Les femmes sont plus susceptibles que les hommes d'être tuées en raison de la jalousie de leur partenaire

Les données sur les homicides pour les 10 années précédentes permettent d'examiner les mobiles des homicides. Ces résultats indiquent que les mobiles diffèrent un peu entre les auteurs présumés d'homicides sur un partenaire et ceux des homicides sur d'autres personnes.

Même si l'intensification d'une dispute était le mobile le plus courant dans les deux types d'homicides (40 % et 37 %), la jalousie s'observait plus souvent dans les homicides entre partenaires intimes, que la victime soit un conjoint ou un partenaire amoureux (graphique 2.9). En effet, près du quart (24 %) des partenaires intimes de sexe féminin et 10 % des partenaires intimes de sexe masculin ont été tués en raison de la jalousie de leur partenaire. Dans le cas des homicides sur d'autres personnes, les proportions correspondantes s'élèvent à 4 % chez les victimes de sexe féminin et à 5 % chez les victimes de sexe masculin.

Graphique 2.9
Victimes d'homicides aux mains de partenaires intimes et d'autres personnes, selon le mobile, Canada, 2000 à 2010

Tableau de données du graphique 2.9

Graphique 2.9 Victimes d'homicides  aux mains de partenaires intimes et d'autres personnes, selon le mobile,  Canada, 2000 à 2010

1. Comprend l'euthanasie ou le suicide assisté, le règlement de comptes, le recel, les crimes motivés par la haine, la violence sexuelle, la crainte d'être appréhendé et les autres mobiles.
Note : Les homicides commis par des partenaires intimes désignent les homicides perpétrés par des personnes mariées, séparées et divorcées, des conjoints et conjointes de fait, des partenaires amoureux (actuels et anciens) et d'autres partenaires intimes. Comprend des victimes de 15 ans et plus. Les homicides commis par d'autres personnes désignent les homicides perpétrés par d'autres membres de la famille (parents, enfants, frères et sœurs, et membres de la famille élargie), des amis, des connaissances, des voisins, des symboles d'autorité, des associés, des personnes associées à des fins criminelles, des étrangers et d'autres personnes. Comprend des victimes de tous les âges. Exclut les homicides pour lesquels l'âge ou le sexe de la victime était inconnu et pour lesquels le lien de l'auteur présumé avec la victime était inconnu.
Source : Statistique Canada, Centre canadien de la statistique juridique, Enquête sur les homicides.

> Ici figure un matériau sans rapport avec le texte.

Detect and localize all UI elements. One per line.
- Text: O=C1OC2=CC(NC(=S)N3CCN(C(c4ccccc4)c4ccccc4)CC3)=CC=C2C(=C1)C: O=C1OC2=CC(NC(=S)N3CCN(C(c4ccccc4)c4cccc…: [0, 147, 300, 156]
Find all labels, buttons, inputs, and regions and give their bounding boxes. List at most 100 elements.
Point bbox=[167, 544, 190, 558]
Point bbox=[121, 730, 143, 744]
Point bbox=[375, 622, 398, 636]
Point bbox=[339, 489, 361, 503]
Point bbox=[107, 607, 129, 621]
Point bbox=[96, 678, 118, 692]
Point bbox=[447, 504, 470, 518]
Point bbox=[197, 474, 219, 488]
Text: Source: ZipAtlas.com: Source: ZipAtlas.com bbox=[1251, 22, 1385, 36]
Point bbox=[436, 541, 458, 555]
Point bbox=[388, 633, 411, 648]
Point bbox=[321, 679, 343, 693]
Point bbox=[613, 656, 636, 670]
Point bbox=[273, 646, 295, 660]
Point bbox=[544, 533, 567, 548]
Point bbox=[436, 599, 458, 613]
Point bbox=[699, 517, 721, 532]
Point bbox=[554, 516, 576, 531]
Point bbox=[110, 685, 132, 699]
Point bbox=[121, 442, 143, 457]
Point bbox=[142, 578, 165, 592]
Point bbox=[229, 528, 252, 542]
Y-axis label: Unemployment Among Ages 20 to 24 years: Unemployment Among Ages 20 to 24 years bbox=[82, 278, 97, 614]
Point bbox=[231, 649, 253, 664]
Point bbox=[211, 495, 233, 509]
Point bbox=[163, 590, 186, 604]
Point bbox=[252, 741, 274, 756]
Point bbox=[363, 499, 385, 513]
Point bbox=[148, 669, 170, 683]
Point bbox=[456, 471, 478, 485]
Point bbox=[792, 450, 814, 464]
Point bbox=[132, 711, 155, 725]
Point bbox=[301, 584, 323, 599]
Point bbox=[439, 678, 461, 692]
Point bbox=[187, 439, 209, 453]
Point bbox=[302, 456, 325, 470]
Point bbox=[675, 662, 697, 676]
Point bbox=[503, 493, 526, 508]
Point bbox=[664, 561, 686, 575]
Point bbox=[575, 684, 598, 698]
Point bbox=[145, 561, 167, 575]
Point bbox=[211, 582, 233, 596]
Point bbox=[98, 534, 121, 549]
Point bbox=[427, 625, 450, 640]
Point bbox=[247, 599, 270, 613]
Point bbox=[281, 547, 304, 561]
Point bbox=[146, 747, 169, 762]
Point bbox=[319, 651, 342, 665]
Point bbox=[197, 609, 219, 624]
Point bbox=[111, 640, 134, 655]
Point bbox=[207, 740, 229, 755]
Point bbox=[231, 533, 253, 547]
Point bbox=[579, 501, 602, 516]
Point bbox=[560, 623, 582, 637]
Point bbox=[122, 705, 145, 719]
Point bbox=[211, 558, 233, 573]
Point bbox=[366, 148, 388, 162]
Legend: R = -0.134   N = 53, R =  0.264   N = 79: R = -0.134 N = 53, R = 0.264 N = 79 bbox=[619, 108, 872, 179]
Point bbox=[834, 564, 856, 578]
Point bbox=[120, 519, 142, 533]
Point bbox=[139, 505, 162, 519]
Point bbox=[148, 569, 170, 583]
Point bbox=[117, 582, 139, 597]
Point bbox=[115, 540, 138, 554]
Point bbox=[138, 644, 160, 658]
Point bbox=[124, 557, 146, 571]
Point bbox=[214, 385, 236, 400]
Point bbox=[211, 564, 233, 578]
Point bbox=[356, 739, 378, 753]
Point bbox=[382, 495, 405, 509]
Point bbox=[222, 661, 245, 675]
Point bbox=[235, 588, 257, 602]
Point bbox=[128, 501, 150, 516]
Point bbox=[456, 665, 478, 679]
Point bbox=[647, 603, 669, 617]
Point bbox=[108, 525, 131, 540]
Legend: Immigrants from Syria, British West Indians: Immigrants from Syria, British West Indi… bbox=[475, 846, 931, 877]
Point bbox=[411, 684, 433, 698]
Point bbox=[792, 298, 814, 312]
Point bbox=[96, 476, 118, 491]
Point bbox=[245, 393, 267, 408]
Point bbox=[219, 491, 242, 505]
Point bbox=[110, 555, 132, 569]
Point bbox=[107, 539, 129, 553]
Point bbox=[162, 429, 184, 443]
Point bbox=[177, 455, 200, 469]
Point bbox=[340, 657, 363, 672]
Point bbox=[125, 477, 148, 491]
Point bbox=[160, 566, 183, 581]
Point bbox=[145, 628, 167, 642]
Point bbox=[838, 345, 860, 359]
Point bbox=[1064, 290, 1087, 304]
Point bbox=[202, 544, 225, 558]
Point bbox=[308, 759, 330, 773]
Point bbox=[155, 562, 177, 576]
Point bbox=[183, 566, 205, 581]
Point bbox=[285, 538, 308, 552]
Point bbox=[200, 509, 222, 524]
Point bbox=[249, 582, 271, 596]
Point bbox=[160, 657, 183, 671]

Un autre mobile fréquent des homicides entre partenaires intimes et des homicides sur d'autres personnes était la frustration, la colère ou le désespoir; ce mobile était toutefois plus courant dans les homicides entre partenaires intimes (25 % par rapport à 17 % des homicides sur d'autres personnes). Les auteurs présumés d'homicides sur d'autres personnes étaient plus susceptibles de tuer pour profiter financièrement (9 %) ou par vengeance (7 %). Les mobiles des homicides entre conjoints et entre partenaires amoureux présentent généralement plus de similarités que de différences. Cependant, les auteurs présumés ayant tué un conjoint étaient un peu plus susceptibles que ceux ayant tué un partenaire amoureux d'avoir comme mobile la frustration et la colère (26 % par rapport à 22 %).

Les victimes masculines d'homicides sont plus susceptibles que les victimes féminines d'être les premières à utiliser ou à menacer d'utiliser la violence

Dans certains homicides survenus au cours des 10 dernières années, la victime était la première à avoir recours ou à menacer d'avoir recours à la violenceNote 20. Selon les enquêtes policières, cela s'appliquait plus souvent aux homicides sur des personnes autres qu'un partenaire intime, 17 % des victimes de ces homicides ayant entamé l'affaire de violence qui a abouti à leur mort, comparativement à 12 % des victimes d'homicides entre partenaires intimes. Tant pour les homicides entre partenaires intimes que pour les autres homicides, les victimes de sexe masculin étaient beaucoup plus susceptibles que les victimes de sexe féminin d'être les premières à utiliser ou à menacer d'utiliser la force. À titre d'exemple, 33 % des hommes victimes d'homicides entre partenaires intimes avaient amorcé la violence, comparativement à 6 % des femmes victimes. Parmi les victimes d'homicides entre partenaires intimes, les conjoints étaient plus susceptibles que les partenaires amoureux d'être les premiers à avoir recours ou à menacer d'avoir recours à la violence (14 % par rapport à 8 %).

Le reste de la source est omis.